Feyerabend became familiar with the Vienna Circle tradition and Logical Empiricism in his formative years in post-war Vienna. However, since the mid-1950s, he made LE one of his favourite critical targets, articulating his criticism in personal dialogue with some of its most distinguished representatives, in an attempt to expose some conservative and even authoritarian tendencies of contemporary empiricism. This paper accounts for the different stages of Feyerabend’s sustained assault against LE, examining both Feyerabend’s reception of LE and the logical empiricists' responses to Feyerabend’s challenge.

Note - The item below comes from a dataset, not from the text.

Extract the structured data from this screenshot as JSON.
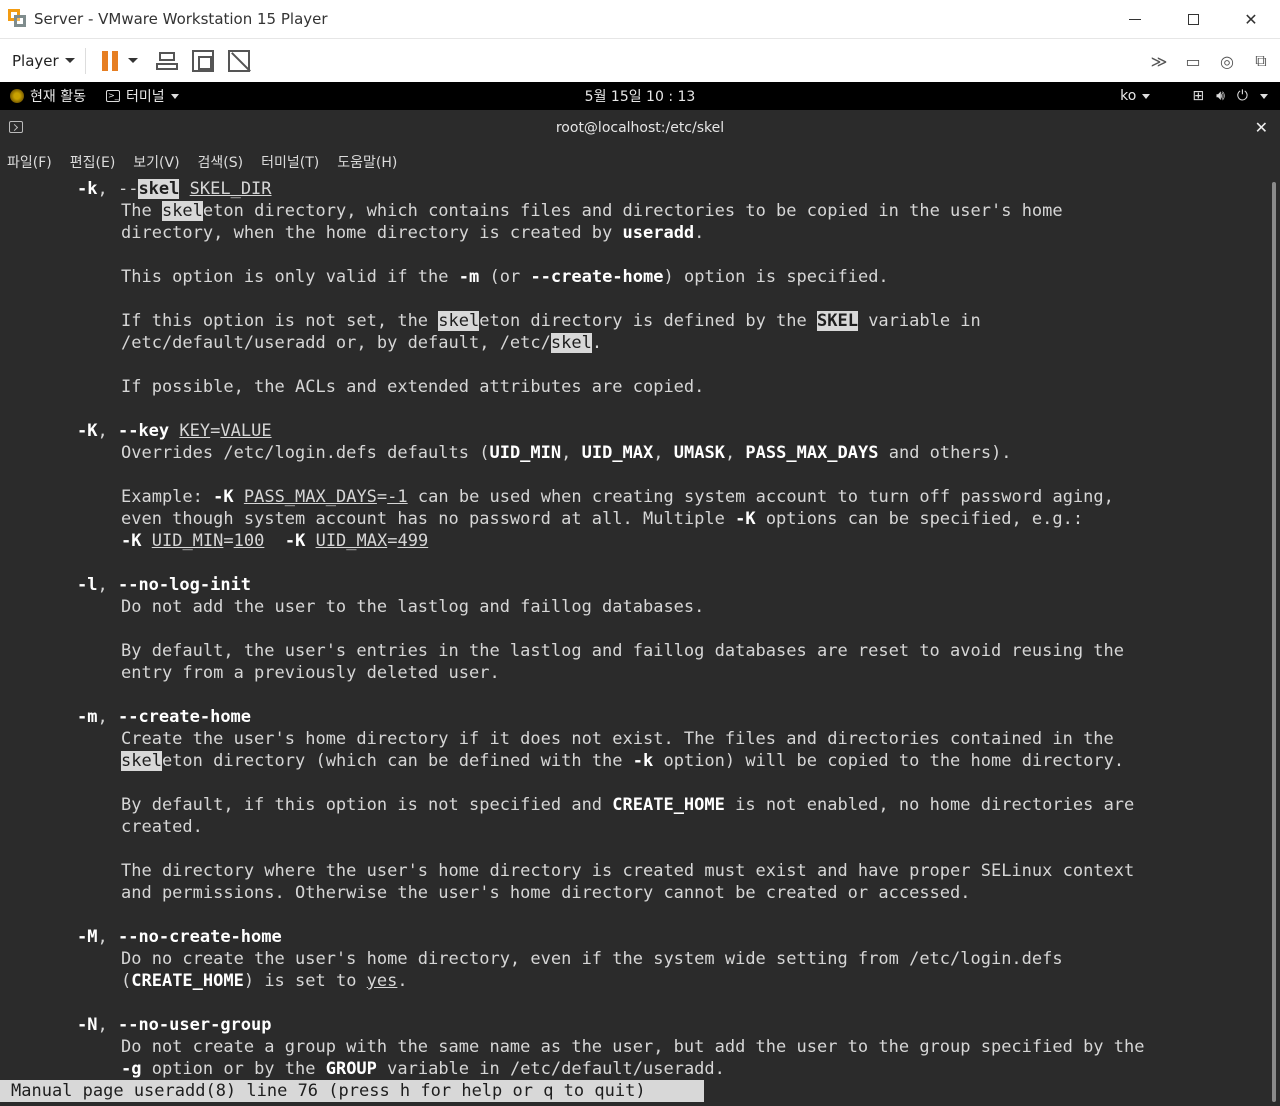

In the second half of the 1950s, Feyerabend found fault with Carnap's two-language model for rationally reconstructing the structure of scientific theories and its assumption of an autonomous and theory-neutral thing-language, while in a series of papers published in the first half of the 1960s, he relentlessly questioned the descriptive adequacy and the normative desirability of the ‘orthodox’, logical empiricist, accounts of reduction and explanation advanced by Hempel and Nagel. Feyerabend’s persistent criticism shook North American philosophy of science and prompted Hempel’s reaction: first in their correspondence and later in print.
Initially, Hempel retorted that Feyerabend’s methodological analysis was ‘completely mistaken’ and Feyerabend could offer ‘no support’ for his allegations. This raises interesting historiographical questions about the later reception of LE, as it seems that Feyerabend, driven by his anti-authoritarian stance and his vantage point notwithstanding, substantially misinterpreted the logical empiricist research programme. On the other hand, Hempel also recognised that the descriptive issues on which Feyerabend insisted, despite having been long acknowledged by LE, could have farther-reaching consequences than previously envisaged. In fact, by the end of the 1960s, Hempel came to make quite radical concessions, admitting that the standard logical empiricist model for rationally reconstructing scientific theories was essentially ‘misleading’, that the logical empiricist account of reduction was ‘an untenable oversimplification’, and that the logical empiricist approach as to the meaning of scientific terms was actually ‘misconceived’. In this respect, there are good reasons to consider the decline of the logical empiricist research programme in the 1970s at least partly as the result of Feyerabend’s stimulating, however misrepresenting, insights.
Matteo Collodel earned his Ph.D. in Philosophy from the Ca’ Foscari University of Venice, and pursued his research at the Humboldt University of Berlin and at the Institute Vienna Circle, University of Vienna. His work focuses on the historical and psycho-sociological dimensions of philosophical research with a special attention to the development of the philosophical movements of logical empiricism and critical rationalism and to the life and work of Paul K. Feyerabend. His most significant publications include “Was Feyerabend a Popperian? Methodological Issues in the Historiography of the Philosophy of Science,” Studies in History and Philosophy of Science (2016) and “Ehrenhaft’s Experiments on Magnetic Monopoles: Reconsidering the Feyerabend-Ehrenhaft Connection,” International Studies in the Philosophy of Science (2022); he recently co-edited the collections of correspondence and unpublished papers Feyerabend’s Formative Years. Volume 1. Feyerabend and Popper (2020) and Volume 2. Feyrabend on Logical Empiricism, Bohm & Kuhn (2024).